The high ROS production might be related to inflammatory cell infiltrations, to an inability of dystrophic muscle to properly respond to oxidative injury, or to mitochondrial sufferance. However, recent evidences suggest that a cytoskeleton-dependent stretchactivation of NADPH oxidase (NOX-2) accounts Inhibitors,research,lifescience,medical for an unbalanced production of the highly reactive superoxide anion (O2 -) specie and oxidative stress (X-ROS) in dystrophic muscle and heart (28). According to this view, we have described that O2 – production is higher in exercised versus non-exercised mdx muscles (29). Interestingly, a chronic and early treatment of exercised mdx mice with enalapril, a drug blunting angiotensin-II production by inhibiting angiotensin-converting enzyme (ACE), leads to a dose-dependent reduction of O2 – in muscles, along with a reduction of activated Inhibitors,research,lifescience,medical NF-kB (30). Angiotensin-II is the main endogenous regulator of NOX-2, supporting the interest of this latter Inhibitors,research,lifescience,medical as specific target. Interestingly, Angiotensin-II is also involved in fibrotic process in skeletal muscle and heart (see dedicated paragraph), and ACE-inhibitors and antagonists of the AT1 receptors, such as losartan, are already used in DMD patients to control cardiomyopathy (2, 31, 32). The early anti-oxidant effect of
enalapril may help the design of proper anti-oxidant strategies, as most of the approaches used had limited translational
impact for the wide and aspecific action of the scavenger used or the limited knowledge about the ROS targets in the dystrophic muscles. In this sense, important findings have been obtained in mdx mouse phenotype Inhibitors,research,lifescience,medical with N-acetyl-cysteine (NAC), a well known anti-oxidant Inhibitors,research,lifescience,medical compound. NAC has been described to protect dystrophic myofibers against eccentric muscle damage and to contrast abnormal calcium influx, then linking oxidative stress to key pathological features (33). A more recent study showed the direct ability of NAC to contrast the enhanced thiol R406 oxidation in mdx muscles Adenylyl cyclase providing additional evidences about ROS targets and their impact in signalling in skeletal muscle (34).
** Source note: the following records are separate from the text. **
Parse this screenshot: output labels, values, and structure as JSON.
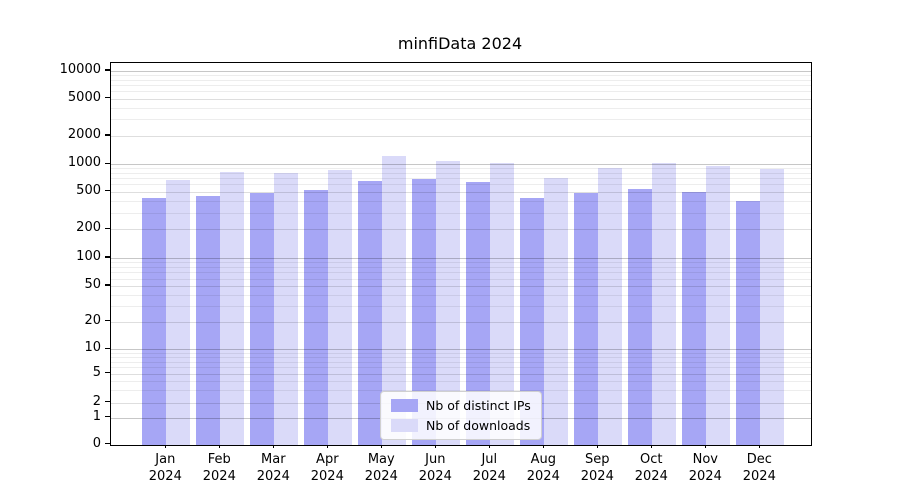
{
  "title": "minfiData 2024",
  "chart_data": {
    "type": "bar",
    "yscale": "symlog",
    "grid": true,
    "background": "#ffffff",
    "legend_position": "lower center",
    "categories": [
      {
        "month": "Jan",
        "year": "2024"
      },
      {
        "month": "Feb",
        "year": "2024"
      },
      {
        "month": "Mar",
        "year": "2024"
      },
      {
        "month": "Apr",
        "year": "2024"
      },
      {
        "month": "May",
        "year": "2024"
      },
      {
        "month": "Jun",
        "year": "2024"
      },
      {
        "month": "Jul",
        "year": "2024"
      },
      {
        "month": "Aug",
        "year": "2024"
      },
      {
        "month": "Sep",
        "year": "2024"
      },
      {
        "month": "Oct",
        "year": "2024"
      },
      {
        "month": "Nov",
        "year": "2024"
      },
      {
        "month": "Dec",
        "year": "2024"
      }
    ],
    "series": [
      {
        "name": "Nb of distinct IPs",
        "color": "#a6a6f5",
        "values": [
          430,
          445,
          480,
          520,
          660,
          685,
          640,
          430,
          490,
          540,
          500,
          400
        ]
      },
      {
        "name": "Nb of downloads",
        "color": "#dadaf9",
        "values": [
          675,
          820,
          810,
          865,
          1220,
          1080,
          1030,
          715,
          915,
          1030,
          970,
          890
        ]
      }
    ],
    "yticks": [
      0,
      1,
      2,
      5,
      10,
      20,
      50,
      100,
      200,
      500,
      1000,
      2000,
      5000,
      10000
    ],
    "ylim": [
      0,
      12000
    ]
  }
}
NAC is a rather inexpensive and safe drug that may deserve a more detailed clinical study in DMD patients. Other antioxidants such as idebenone, acts as Coenzyme Q, and has been mainly tested for its effects at heart level (35), while green tea extracts ([-]-epigallocatechin gallate) are subject of an intense research by Ruegg’s group and other laboratories. Early addition of green tea extracts to diet significantly reduced muscle damage in the EDL muscle of 4 week old mice and improved muscle function in 8 week old mice after 5 weeks of treatment; a synergic effect with low-intensity exercise has also been described (36-38).